Como a L´Oréal transformou a VivaTech em uma vitrine para o futuro da beleza?
Durante quatro dias, Paris foi menos a capital da moda e mais a capital do futuro. Nos corredores da VivaTech 2026, algoritmos conversavam, máquinas aprendiam e a inteligência artificial deixava de ser promessa para se tornar experiência concreta. Entre startups, gigantes da tecnologia e laboratórios de pesquisa, um setor chamou atenção pela velocidade com que está reinventando a si mesmo: a beleza.
Foi nesse cenário que a L’Oréal celebrou uma década de participação na principal feira de inovação da Europa. Sob o tema “A Odisseia da Beleza”, a companhia apresentou sua visão para os próximos anos, em que ciência, dados, biotecnologia e inteligência artificial se unem para criar uma indústria mais personalizada, preditiva e conectada às necessidades individuais dos consumidores. “Entramos em uma nova era. A conversa se tornou o centro da jornada de beleza”, disse Béatrice Dautzenberg, diretora global de Serviços e Inovação Aberta da L’Oréal a VEJA. “Não falamos mais em pontos de contato, mas em uma jornada impulsionada por inteligência artificial, um diálogo contínuo entre pessoas e marcas.”
A dimensão dos investimentos ajuda a explicar essa ambição.
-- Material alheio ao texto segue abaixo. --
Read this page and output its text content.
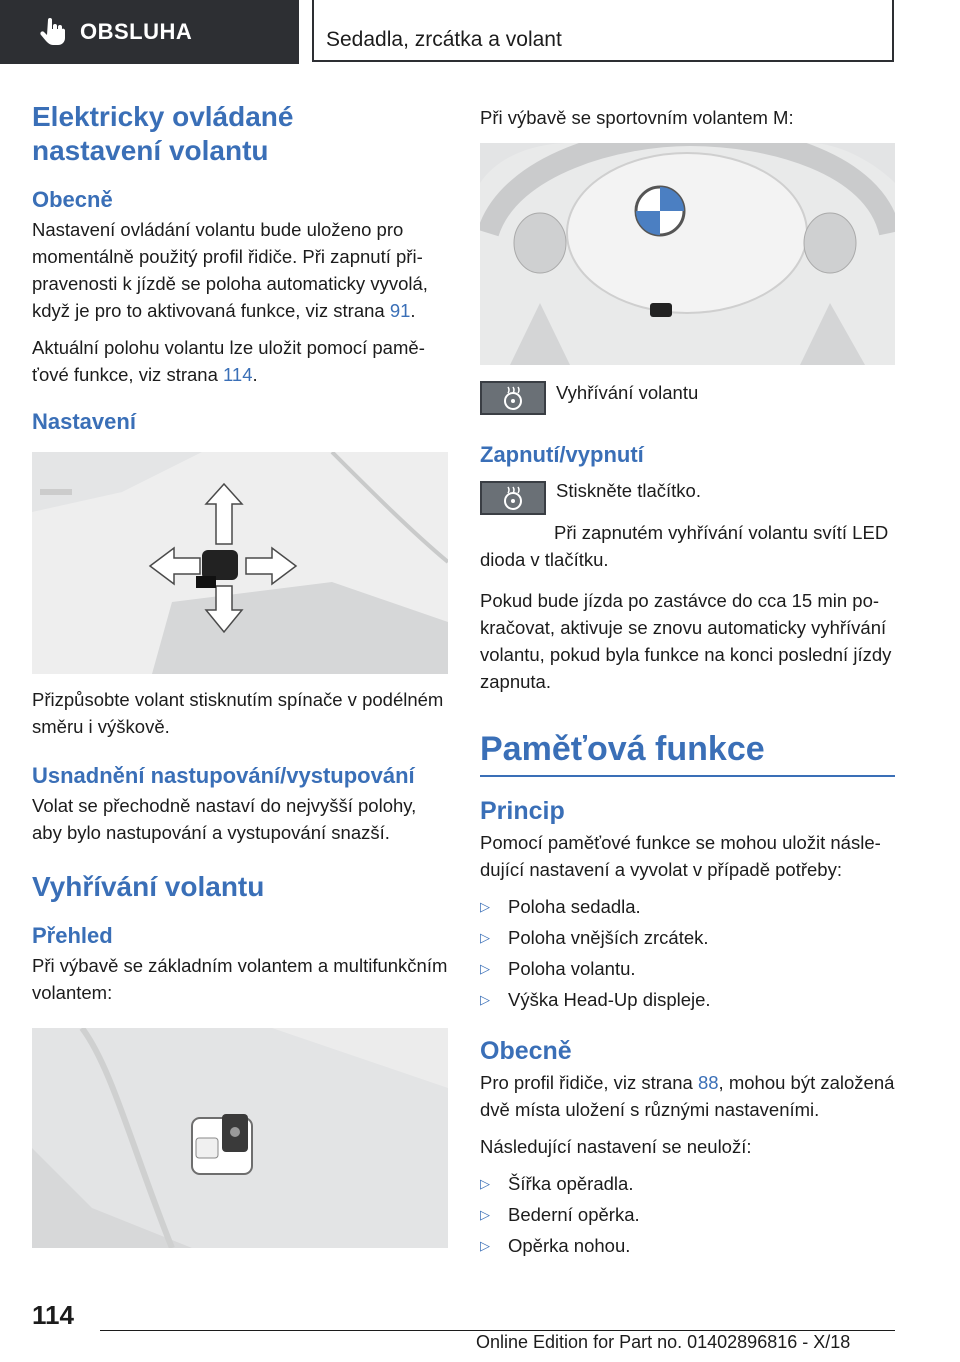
OBSLUHA	Sedadla, zrcátka a volant
Elektricky ovládané nastavení volantu
Obecně

Nastavení ovládání volantu bude uloženo pro momentálně použitý profil řidiče. Při zapnutí připravenosti k jízdě se poloha automaticky vyvolá, když je pro to aktivovaná funkce, viz strana 91.

Aktuální polohu volantu lze uložit pomocí paměťové funkce, viz strana 114.

Nastavení

Přizpůsobte volant stisknutím spínače v podélném směru i výškově.

Usnadnění nastupování/vystupování

Volat se přechodně nastaví do nejvyšší polohy, aby bylo nastupování a vystupování snazší.

Vyhřívání volantu
Přehled

Při výbavě se základním volantem a multifunkčním volantem:

Při výbavě se sportovním volantem M:

Vyhřívání volantu

Zapnutí/vypnutí

Stiskněte tlačítko.

Při zapnutém vyhřívání volantu svítí LED dioda v tlačítku.

Pokud bude jízda po zastávce do cca 15 min pokračovat, aktivuje se znovu automaticky vyhřívání volantu, pokud byla funkce na konci poslední jízdy zapnuta.

Paměťová funkce
Princip

Pomocí paměťové funkce se mohou uložit následující nastavení a vyvolat v případě potřeby:

▷ Poloha sedadla.
▷ Poloha vnějších zrcátek.
▷ Poloha volantu.
▷ Výška Head-Up displeje.
Obecně

Pro profil řidiče, viz strana 88, mohou být založená dvě místa uložení s různými nastaveními.

Následující nastavení se neuloží:

▷ Šířka opěradla.
▷ Bederní opěrka.
▷ Opěrka nohou.
114
Online Edition for Part no. 01402896816 - X/18
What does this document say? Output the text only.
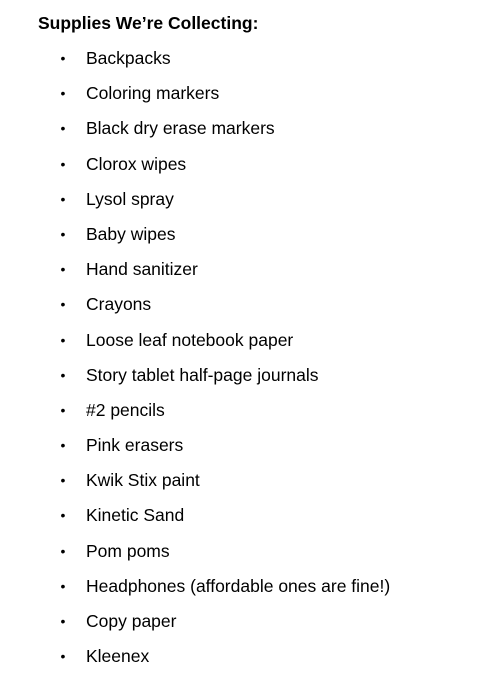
Supplies We’re Collecting:
• Backpacks
• Coloring markers
• Black dry erase markers
• Clorox wipes
• Lysol spray
• Baby wipes
• Hand sanitizer
• Crayons
• Loose leaf notebook paper
• Story tablet half-page journals
• #2 pencils
• Pink erasers
• Kwik Stix paint
• Kinetic Sand
• Pom poms
• Headphones (affordable ones are fine!)
• Copy paper
• Kleenex
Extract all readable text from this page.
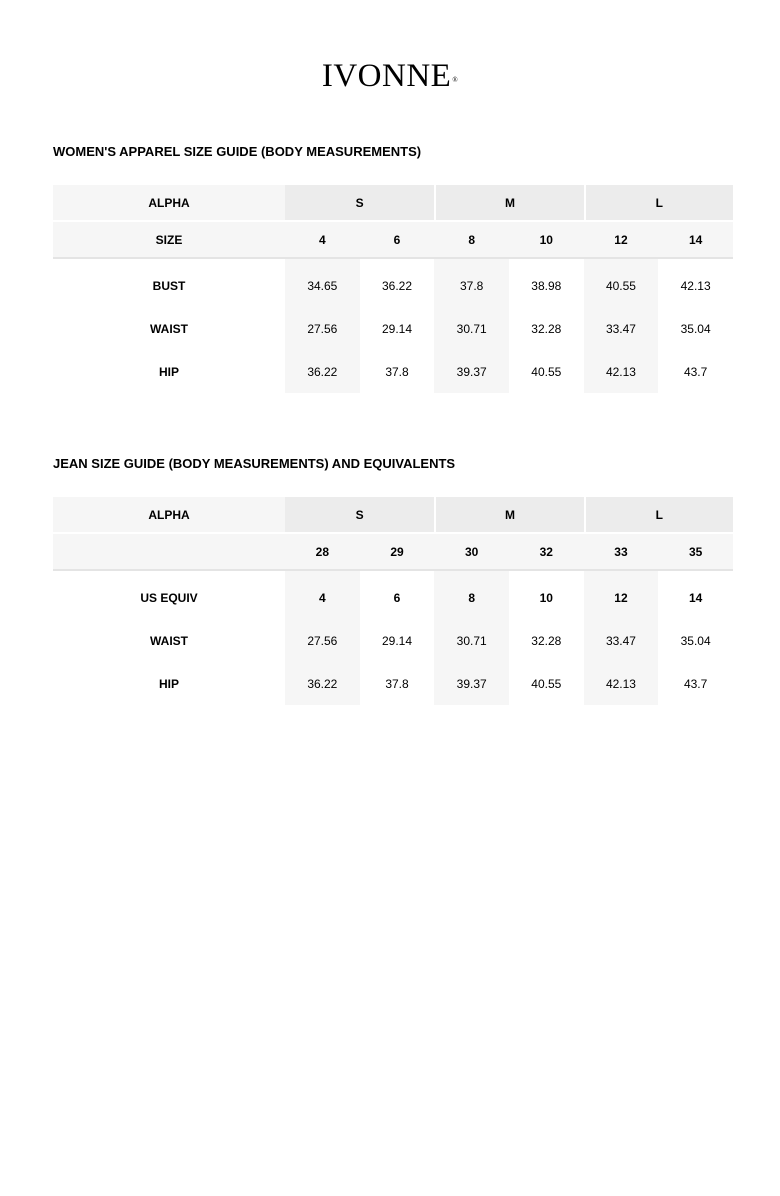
IVONNE®
WOMEN'S APPAREL SIZE GUIDE (BODY MEASUREMENTS)
ALPHA	S		M		L	
SIZE	4	6	8	10	12	14
BUST	34.65	36.22	37.8	38.98	40.55	42.13
WAIST	27.56	29.14	30.71	32.28	33.47	35.04
HIP	36.22	37.8	39.37	40.55	42.13	43.7
JEAN SIZE GUIDE (BODY MEASUREMENTS) AND EQUIVALENTS
ALPHA	S		M		L	
	28	29	30	32	33	35
US EQUIV	4	6	8	10	12	14
WAIST	27.56	29.14	30.71	32.28	33.47	35.04
HIP	36.22	37.8	39.37	40.55	42.13	43.7
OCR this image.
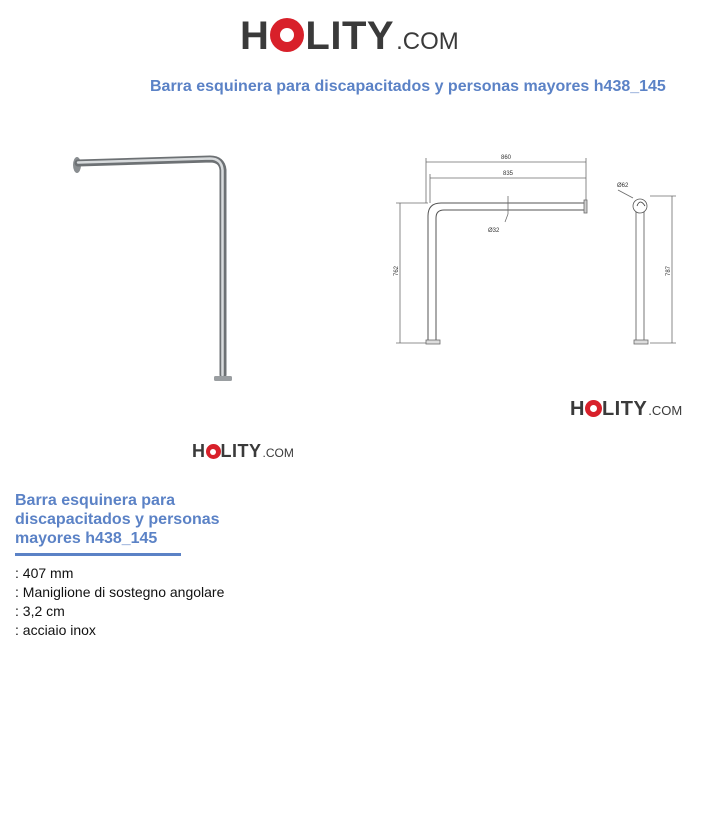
H LITY .COM
Barra esquinera para discapacitados y personas mayores h438_145
860
835
Ø32
762
Ø62
787
H LITY .COM
H LITY .COM
Barra esquinera para discapacitados y personas mayores h438_145
: 407 mm
: Maniglione di sostegno angolare
: 3,2 cm
: acciaio inox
O grupo francês destina 1,3 bilhão de euros anuais à pesquisa e inovação e prevê investimentos de 1,5 bilhão de euros em tecnologia. Hoje, a companhia conecta mais de 27 mil terabytes de dados em sua infraestrutura global e já treinou mais de 73 mil colaboradores em inteligência artificial generativa.
Foi justamente essa revolução que norteou as apresentações da L’Oréal durante a feira. A companhia mostrou como vem integrando inteligência artificial em todas as etapas de sua cadeia de valor, da descoberta de ingredientes ao marketing, passando por novas experiências de consumo. Entre os destaques estiveram colaborações estratégicas com gigantes da tecnologia como NVIDIA, IBM, Anthropic e OpenAI, além de demonstrações que mostraram como ciência, dados e criatividade caminham cada vez mais lado a lado.
Para Béatrice, a própria forma de buscar informações sobre beleza está mudando. “A busca já não acontece apenas por texto. Ela pode acontecer por voz, por imagem ou até por uma foto da prateleira do banheiro. Estamos criando um ecossistema em que a conversa sobre beleza acontece em qualquer lugar.”
Sob uma cenografia imersiva inspirada na palavra grega Kallisté — “a mais bela” —, os visitantes percorreram quatro grandes territórios que antecipam os próximos passos da indústria: jornadas de consumo impulsionadas por IA, novas formas de storytelling cultural, tecnologias para cabelos e avanços ligados à longevidade da pele.
A L’Oréal apresentou também uma visão de futuro em que inteligência artificial, diagnósticos de alta precisão, biotecnologia e modelagem preditiva trabalham juntos para criar experiências sob medida. E ainda chamou atenção para a forma como a tecnologia vem sendo utilizada para acelerar pesquisas científicas, desenvolver fórmulas mais eficientes e oferecer recomendações cada vez mais individualizadas.
E um detalhe importante – reforçou um tema cada vez mais relevante no universo tecnológico: a ética. A companhia destacou seus princípios de IA responsável e reiterou seu compromisso de não utilizar imagens hiper-realistas geradas por inteligência artificial para representar resultados de produtos em suas comunicações externas.
Em uma feira marcada por discussões sobre agentes autônomos, modelos de linguagem e a próxima geração da inteligência artificial, a beleza mostrou que não pretende apenas acompanhar a transformação digital — quer ajudar a defini-la.

Tecnológica, mas humana
O que surge desse novo cenário, segundo Béatrice, é uma beleza que usa tecnologia, mas não foge à realidade. “O futuro da beleza continuará sendo profundamente social e cultural, mas será cada vez mais personalizado”, afirmou.
Ao caminhar pela VivaTech, a sensação era de que a tecnologia já não é apenas uma ferramenta para a indústria da beleza. Ela se tornou parte de sua própria essência. E, se Paris continua sendo uma das capitais mundiais da beleza, durante alguns dias de junho ela também se consolidou como o lugar onde o futuro ganhou forma entre algoritmos, ciência e uma aspiração tão antiga quanto a humanidade: a busca incessante pelo belo, em que a L’Oréal tomou a frente como uma das protagonistas dessa transformação tecnológica, mas essencialmente humana.